Admittedly, I'm not a Stephen King fan and have no intention of reading the book, so I can't tell you whether it's King or screenwriter-director Frank Darabont who's more responsible for this cheerless cliche fest. I don't want to sound too harsh, because The Shawshank Redemption is extremely well-acted and competently photographed. Tim Robbins, Morgan Freeman, and James Whitmore all rise above the material and make the whole affair watchable. But Shawshank essentially boils down to a compendium of every prison movie ever made. Break it down into its component parts, give the characters names and personality traits of people you know, and presto, you've got your very own easy-to-assemble prison-movie kit.

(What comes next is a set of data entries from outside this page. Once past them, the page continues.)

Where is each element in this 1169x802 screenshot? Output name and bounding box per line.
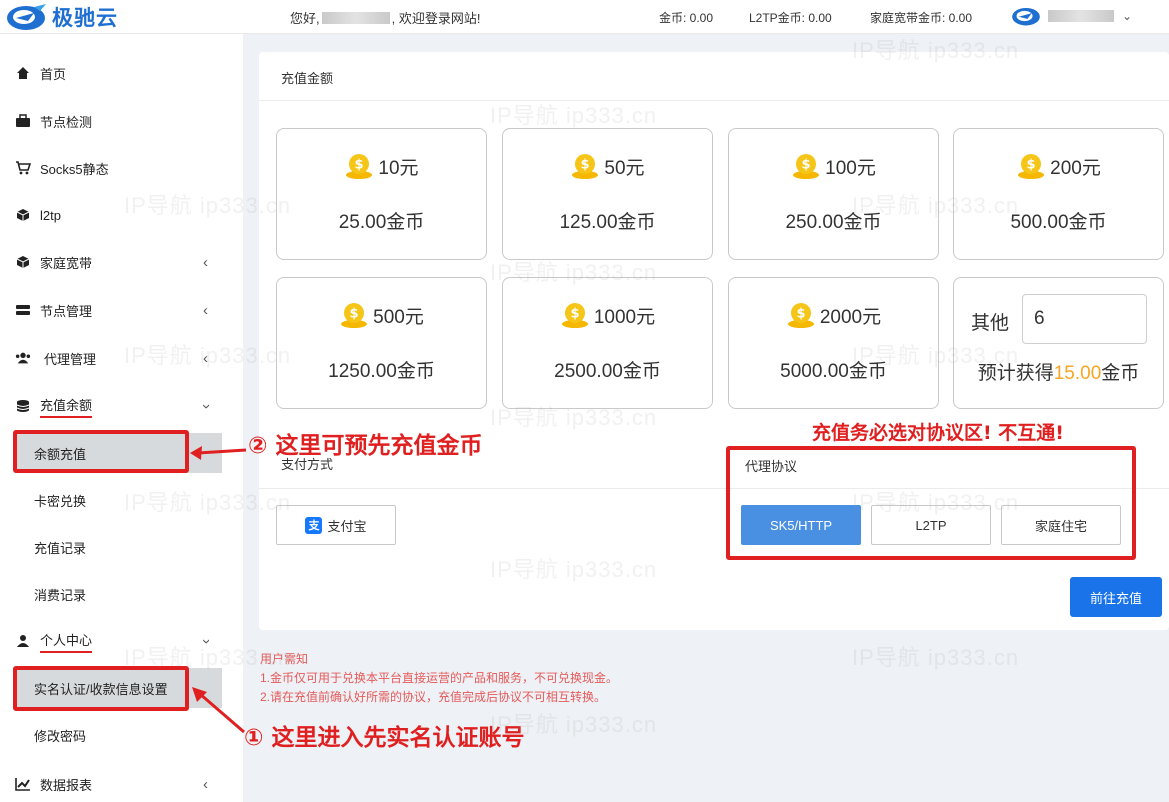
brand-name: 极驰云 [52, 7, 118, 30]
home-icon [15, 65, 31, 81]
other-label: 其他 [971, 313, 1010, 334]
chevron-left-icon: ‹ [203, 253, 208, 271]
submit-recharge-button[interactable]: 前往充值 [1070, 577, 1162, 617]
top-header: 极驰云 您好, , 欢迎登录网站! 金币: 0.00 L2TP金币: 0.00 … [0, 0, 1169, 34]
coin-icon: $ [561, 303, 588, 328]
coin-balance: 金币: 0.00 [659, 11, 714, 25]
cube-icon [15, 207, 31, 223]
greeting: 您好, , 欢迎登录网站! [290, 11, 481, 26]
watermark: IP导航 ip333.cn [124, 490, 292, 515]
briefcase-icon [15, 113, 31, 129]
svg-text:$: $ [581, 158, 590, 173]
sidebar-item-recharge-log[interactable]: 充值记录 [16, 527, 222, 567]
notice-line: 2.请在充值前确认好所需的协议，充值完成后协议不可相互转换。 [260, 690, 607, 704]
watermark: IP导航 ip333.cn [124, 193, 292, 218]
chevron-left-icon: ‹ [203, 775, 208, 793]
logo-icon [7, 4, 46, 30]
watermark: IP导航 ip333.cn [124, 645, 292, 670]
user-menu[interactable]: ⌄ [1010, 3, 1132, 29]
watermark: IP导航 ip333.cn [490, 260, 658, 285]
sidebar-item-node-manage[interactable]: 节点管理 ‹ [0, 290, 243, 330]
annotation-text-protocol: 充值务必选对协议区! 不互通! [812, 422, 1064, 444]
annotation-box-real-name [13, 666, 189, 711]
sidebar-item-socks5[interactable]: Socks5静态 [0, 148, 243, 188]
svg-text:$: $ [802, 158, 811, 173]
watermark: IP导航 ip333.cn [490, 557, 658, 582]
chevron-left-icon: ‹ [203, 301, 208, 319]
alipay-button[interactable]: 支 支付宝 [276, 505, 396, 545]
redacted-username [321, 11, 390, 24]
coin-icon: $ [346, 154, 373, 179]
watermark: IP导航 ip333.cn [852, 193, 1020, 218]
page-title: 充值金额 [281, 71, 334, 86]
coin-icon: $ [1018, 154, 1045, 179]
watermark: IP导航 ip333.cn [852, 645, 1020, 670]
coin-icon: $ [341, 303, 368, 328]
annotation-text-real-name: ① 这里进入先实名认证账号 [244, 725, 525, 751]
annotation-box-recharge [13, 430, 189, 473]
watermark: IP导航 ip333.cn [490, 712, 658, 737]
arrow-icon [192, 687, 245, 734]
cart-icon [15, 160, 31, 176]
coin-icon: $ [793, 154, 820, 179]
cube-icon [15, 254, 31, 270]
custom-amount-input[interactable]: 6 [1022, 294, 1147, 344]
user-icon [15, 633, 31, 649]
home-coin-balance: 家庭宽带金币: 0.00 [870, 11, 973, 25]
divider [259, 100, 1169, 101]
sidebar-item-home-broadband[interactable]: 家庭宽带 ‹ [0, 242, 243, 282]
svg-text:$: $ [570, 307, 579, 322]
notice-line: 1.金币仅可用于兑换本平台直接运营的产品和服务，不可兑换现金。 [260, 671, 619, 685]
watermark: IP导航 ip333.cn [852, 343, 1020, 368]
chevron-down-icon: ‹ [197, 403, 214, 409]
alipay-icon: 支 [305, 516, 323, 534]
amount-tile[interactable]: $1000元 2500.00金币 [502, 277, 713, 409]
svg-text:$: $ [796, 307, 805, 322]
svg-text:$: $ [1027, 158, 1036, 173]
sidebar-item-home[interactable]: 首页 [0, 53, 243, 93]
sidebar-item-spend-log[interactable]: 消费记录 [16, 574, 222, 614]
svg-text:$: $ [355, 158, 364, 173]
coins-icon [15, 398, 31, 414]
redacted-user [1048, 10, 1114, 22]
coin-icon: $ [787, 303, 814, 328]
watermark: IP导航 ip333.cn [490, 405, 658, 430]
arrow-icon [190, 446, 247, 460]
sidebar-item-node-check[interactable]: 节点检测 [0, 101, 243, 141]
watermark: IP导航 ip333.cn [490, 103, 658, 128]
watermark: IP导航 ip333.cn [852, 38, 1020, 63]
chevron-down-icon: ⌄ [1122, 9, 1133, 23]
annotation-text-recharge: ② 这里可预先充值金币 [248, 433, 483, 459]
svg-text:$: $ [350, 307, 359, 322]
watermark: IP导航 ip333.cn [852, 490, 1020, 515]
server-icon [15, 302, 31, 318]
sidebar-item-reports[interactable]: 数据报表 ‹ [0, 764, 243, 802]
amount-tile[interactable]: $50元 125.00金币 [502, 128, 713, 260]
sidebar-item-recharge[interactable]: 充值余额 ‹ [0, 386, 243, 426]
coin-icon: $ [572, 154, 599, 179]
user-avatar-icon [1012, 8, 1040, 26]
chart-icon [15, 776, 31, 792]
l2tp-coin-balance: L2TP金币: 0.00 [749, 11, 832, 25]
amount-tile[interactable]: $500元 1250.00金币 [276, 277, 487, 409]
brand-logo[interactable]: 极驰云 [4, 2, 118, 32]
users-icon [15, 350, 31, 366]
amount-tile[interactable]: $10元 25.00金币 [276, 128, 487, 260]
watermark: IP导航 ip333.cn [124, 343, 292, 368]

Here are the primary ingredients:
A) Cast of characters:
1. The wrongly convicted hero with an andomitable spirit
2. The corrupt warden
3. The sadistic guard
4. The sadistic fellow inmates
5. The loyal confidant inmate
6. The old inmate afraid of life on the outside
7. The comically stupid inmate
8. The too-likable-not-to-be-doomed inmate
B) Necessary scenes:
1. The opening shower scene
2. The guard-brutality scene
3. The cigarettes-for-favors scene
4. The rape scene
5. The solitary-confinement scene
6. The hero-nearly-cracks scene
7. The big escape
C) Necessary locations:
1. The laundry room
2. The "hole"
3. The industrial-looking room with all he pipes and steam
4. The "yard"
5. The cleverly concealed escape tunnel
There. You don't need to be Stephen King to make your very own prison flick. All you need is an 8mm camera with sound, a suitably gray setting, and a few friends as actors. You're on your way. Should you experience any difficulty rounding up guys with enough free time on their hands to play all the parts, try looking up a few baseball players. They don't have anything better to do right now.